Convergence Theory for Preconditioned Eigenvalue Solvers in a Nutshell

Preconditioned iterative methods for numerical solution of large matrix eigenvalue problems are increasingly gaining importance in various application areas, ranging from material sciences to data mining. Some of them, e.g., those using multilevel preconditioning for elliptic differential operators or graph Laplacian eigenvalue problems, exhibit almost optimal complexity in practice, i.e., their computational costs to calculate a fixed number of eigenvalues and eigenvectors grow linearly with the matrix problem size. Theoretical justification of their optimality requires convergence rate bounds that do not deteriorate with the increase of the problem size.
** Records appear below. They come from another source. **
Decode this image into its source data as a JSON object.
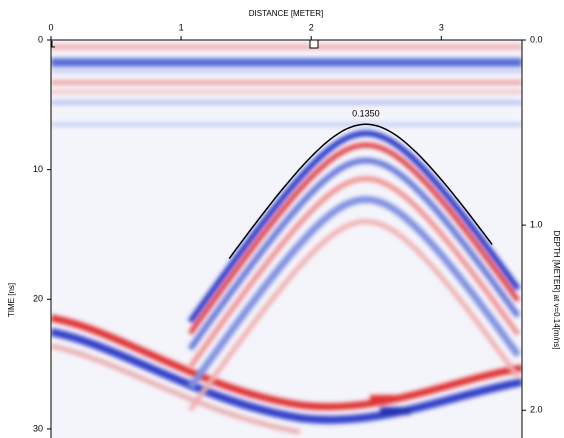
{
  "chart_data": {
    "type": "radargram",
    "x_label": "DISTANCE [METER]",
    "y_label": "TIME [ns]",
    "y2_label": "DEPTH [METER] at v=0.14[m/ns]",
    "xlim": [
      0,
      3.62
    ],
    "xticks": [
      0,
      1,
      2,
      3
    ],
    "ylim": [
      0,
      30.7
    ],
    "yticks": [
      0,
      10,
      20,
      30
    ],
    "y2lim": [
      0,
      2.15
    ],
    "y2ticks": [
      {
        "value": 0,
        "label": "0.0"
      },
      {
        "value": 1,
        "label": "1.0"
      },
      {
        "value": 2,
        "label": "2.0"
      }
    ],
    "hyperbola": {
      "apex_x": 2.42,
      "apex_t": 6.5,
      "x_range": [
        1.37,
        3.39
      ],
      "velocity": 0.135,
      "label": "0.1350",
      "color": "#000000"
    }
  }
}
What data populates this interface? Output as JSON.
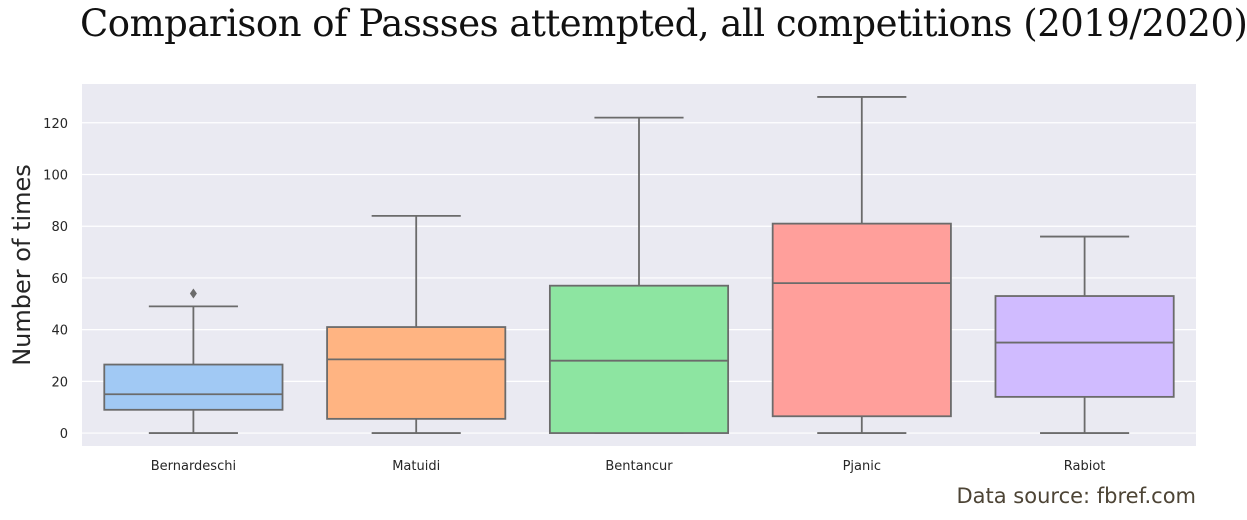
{
  "chart_data": {
    "type": "box",
    "title": "Comparison of Passses attempted, all competitions (2019/2020)",
    "xlabel": "",
    "ylabel": "Number of times",
    "ylim": [
      -5,
      135
    ],
    "yticks": [
      0,
      20,
      40,
      60,
      80,
      100,
      120
    ],
    "grid": true,
    "categories": [
      "Bernardeschi",
      "Matuidi",
      "Bentancur",
      "Pjanic",
      "Rabiot"
    ],
    "boxes": [
      {
        "category": "Bernardeschi",
        "whisker_low": 0,
        "q1": 9,
        "median": 15,
        "q3": 26.5,
        "whisker_high": 49,
        "outliers": [
          54
        ],
        "color": "#a1c9f4"
      },
      {
        "category": "Matuidi",
        "whisker_low": 0,
        "q1": 5.5,
        "median": 28.5,
        "q3": 41,
        "whisker_high": 84,
        "outliers": [],
        "color": "#ffb482"
      },
      {
        "category": "Bentancur",
        "whisker_low": 0,
        "q1": 0,
        "median": 28,
        "q3": 57,
        "whisker_high": 122,
        "outliers": [],
        "color": "#8de5a1"
      },
      {
        "category": "Pjanic",
        "whisker_low": 0,
        "q1": 6.5,
        "median": 58,
        "q3": 81,
        "whisker_high": 130,
        "outliers": [],
        "color": "#ff9f9b"
      },
      {
        "category": "Rabiot",
        "whisker_low": 0,
        "q1": 14,
        "median": 35,
        "q3": 53,
        "whisker_high": 76,
        "outliers": [],
        "color": "#d0bbff"
      }
    ],
    "colors": {
      "background": "#eaeaf2",
      "grid": "#ffffff",
      "line": "#6b6b6b"
    }
  },
  "source_note": "Data source: fbref.com"
}
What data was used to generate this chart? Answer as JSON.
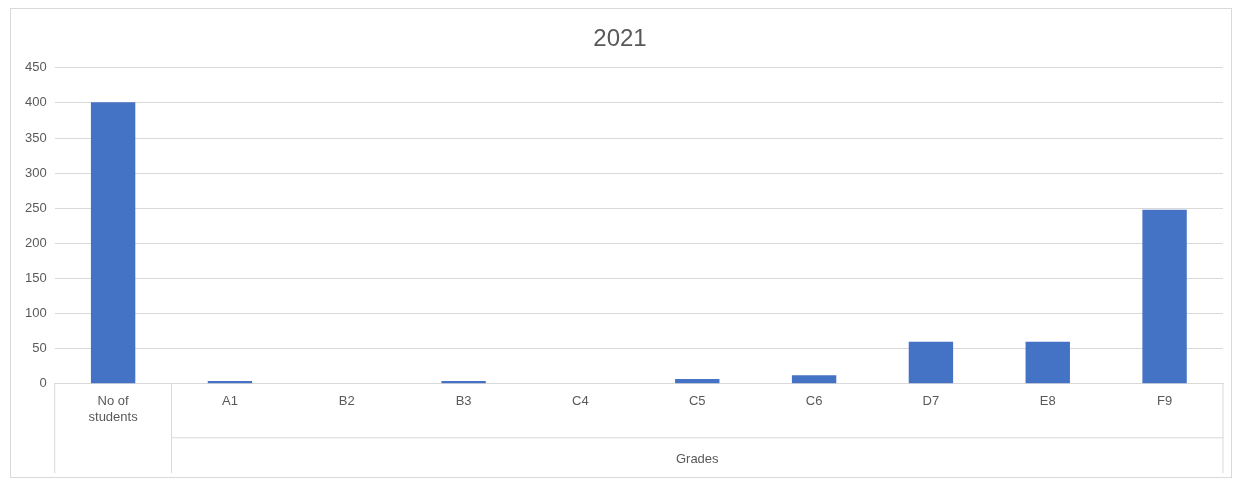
{
  "chart_data": {
    "type": "bar",
    "title": "2021",
    "xlabel": "Grades",
    "categories": [
      "No of students",
      "A1",
      "B2",
      "B3",
      "C4",
      "C5",
      "C6",
      "D7",
      "E8",
      "F9"
    ],
    "values": [
      401,
      4,
      0,
      4,
      0,
      7,
      12,
      60,
      60,
      248
    ],
    "color": "#4472c4",
    "ylim": [
      0,
      450
    ],
    "yticks": [
      0,
      50,
      100,
      150,
      200,
      250,
      300,
      350,
      400,
      450
    ],
    "grid": "y",
    "legend": false
  }
}
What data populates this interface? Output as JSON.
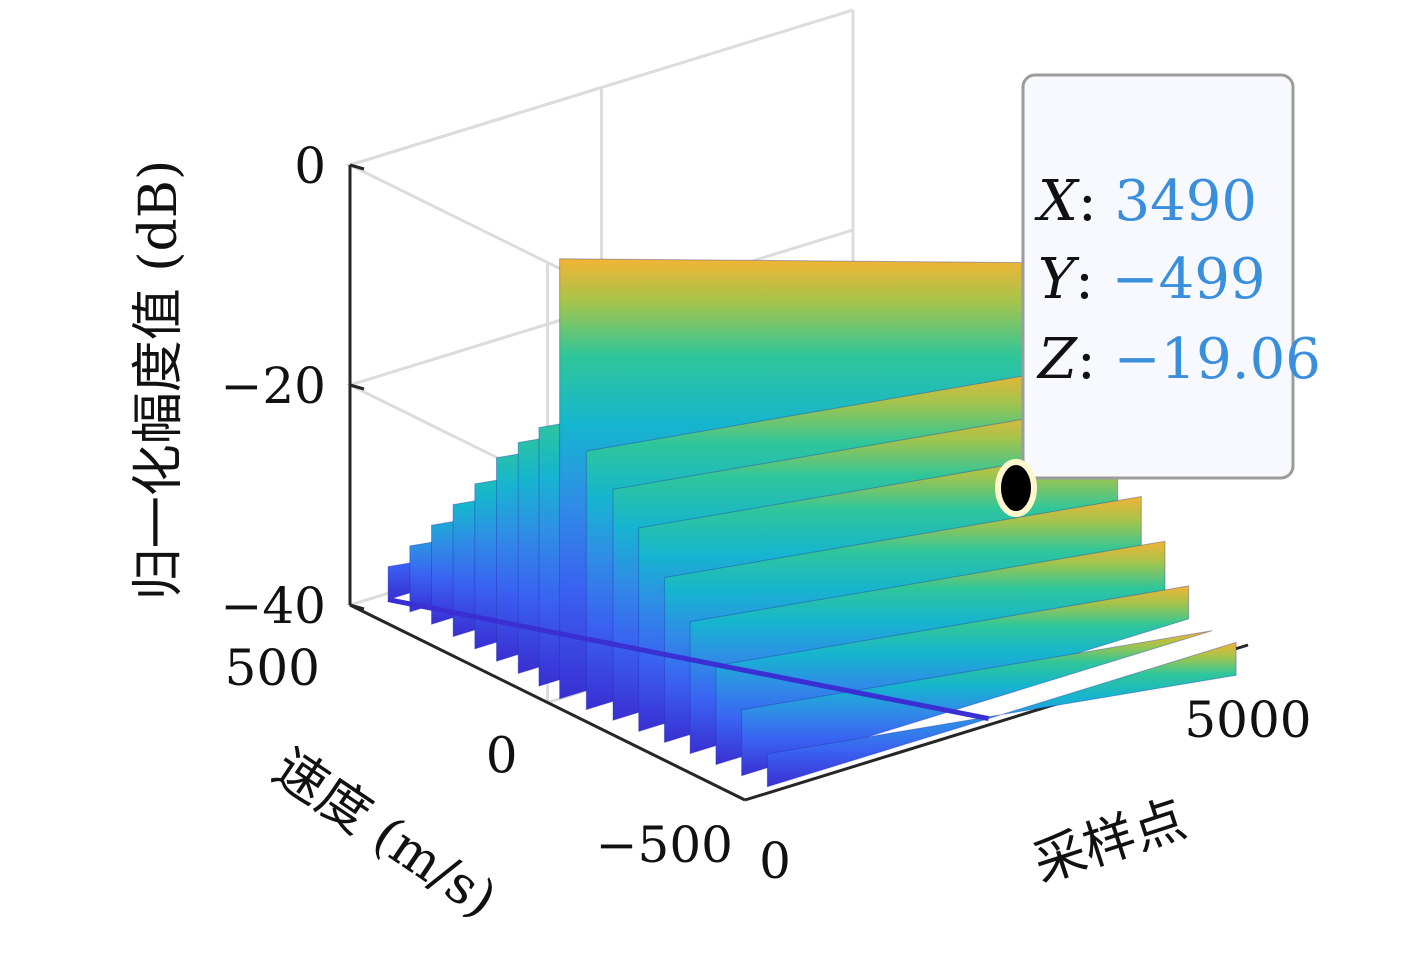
{
  "chart_data": {
    "type": "surface",
    "xlabel": "采样点",
    "ylabel": "速度 (m/s)",
    "zlabel": "归一化幅度值 (dB)",
    "xlim": [
      0,
      5000
    ],
    "ylim": [
      -500,
      500
    ],
    "zlim": [
      -40,
      0
    ],
    "x_ticks": [
      "0",
      "5000"
    ],
    "y_ticks": [
      "500",
      "0",
      "-500"
    ],
    "z_ticks": [
      "0",
      "-20",
      "-40"
    ],
    "grid": true,
    "colormap": "parula",
    "ridges": [
      {
        "x_start": 120,
        "x_end": 4960,
        "y": 0,
        "z_peak": 0
      },
      {
        "x_start": 150,
        "x_end": 4960,
        "y": 60,
        "z_peak": -16.5
      },
      {
        "x_start": 150,
        "x_end": 4960,
        "y": -60,
        "z_peak": -16.5
      },
      {
        "x_start": 180,
        "x_end": 4960,
        "y": 120,
        "z_peak": -19
      },
      {
        "x_start": 180,
        "x_end": 4960,
        "y": -120,
        "z_peak": -19
      },
      {
        "x_start": 200,
        "x_end": 4960,
        "y": 180,
        "z_peak": -21.5
      },
      {
        "x_start": 200,
        "x_end": 4960,
        "y": -180,
        "z_peak": -21.5
      },
      {
        "x_start": 220,
        "x_end": 4960,
        "y": 240,
        "z_peak": -25
      },
      {
        "x_start": 220,
        "x_end": 4960,
        "y": -240,
        "z_peak": -25
      },
      {
        "x_start": 240,
        "x_end": 4960,
        "y": 300,
        "z_peak": -28
      },
      {
        "x_start": 240,
        "x_end": 4960,
        "y": -300,
        "z_peak": -28
      },
      {
        "x_start": 260,
        "x_end": 4960,
        "y": 360,
        "z_peak": -31
      },
      {
        "x_start": 260,
        "x_end": 4960,
        "y": -360,
        "z_peak": -31
      },
      {
        "x_start": 280,
        "x_end": 4960,
        "y": 420,
        "z_peak": -34
      },
      {
        "x_start": 280,
        "x_end": 4960,
        "y": -420,
        "z_peak": -34
      },
      {
        "x_start": 300,
        "x_end": 4960,
        "y": 480,
        "z_peak": -37
      },
      {
        "x_start": 300,
        "x_end": 4960,
        "y": -480,
        "z_peak": -37
      }
    ],
    "datatip": {
      "x": 3490,
      "y": -499,
      "z": -19.06
    }
  },
  "datatip": {
    "x_label": "X",
    "x_value": "3490",
    "y_label": "Y",
    "y_value": "−499",
    "z_label": "Z",
    "z_value": "−19.06"
  },
  "colors": {
    "axis": "#262626",
    "grid": "#dcdcdc",
    "tip_value": "#3a8fdc",
    "tip_background": "#f8f9ff",
    "tip_border": "#9c9c9c"
  }
}
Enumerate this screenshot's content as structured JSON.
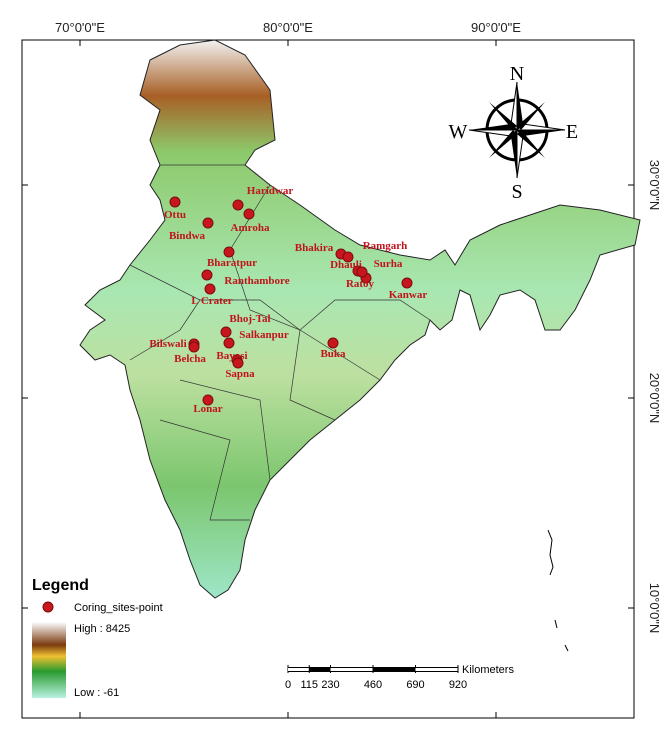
{
  "map": {
    "longitude_labels": [
      "70°0'0\"E",
      "80°0'0\"E",
      "90°0'0\"E"
    ],
    "latitude_labels": [
      "30°0'0\"N",
      "20°0'0\"N",
      "10°0'0\"N"
    ],
    "compass": {
      "north": "N",
      "south": "S",
      "east": "E",
      "west": "W"
    },
    "sites": [
      "Haridwar",
      "Ottu",
      "Bindwa",
      "Amroha",
      "Bhakira",
      "Ramgarh",
      "Dhauli",
      "Surha",
      "Ratoy",
      "Kanwar",
      "Bharatpur",
      "Ranthambore",
      "L Crater",
      "Bhoj-Tal",
      "Salkanpur",
      "Bilswali",
      "Belcha",
      "Bayasi",
      "Sapna",
      "Buka",
      "Lonar"
    ],
    "legend": {
      "title": "Legend",
      "point_label": "Coring_sites-point",
      "high_label": "High : 8425",
      "low_label": "Low : -61"
    },
    "scale_bar": {
      "ticks": [
        0,
        115,
        230,
        460,
        690,
        920
      ],
      "unit": "Kilometers"
    }
  }
}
Such bounds were pioneered by E. D'yakonov over three decades ago, but to date only a handful have been derived, mostly for symmetric eigenvalue problems. Just a few of known bounds are sharp. One of them is proved in [doi:10.1016/S0024-3795(01)00461-X] for the simplest preconditioned eigensolver with a fixed step size. The original proof has been greatly simplified and shortened in [doi:10.1137/080727567] by using a gradient flow integration approach. In the present work, we give an even more succinct proof, using novel ideas based on Karush-Kuhn-Tucker theory and nonlinear programming.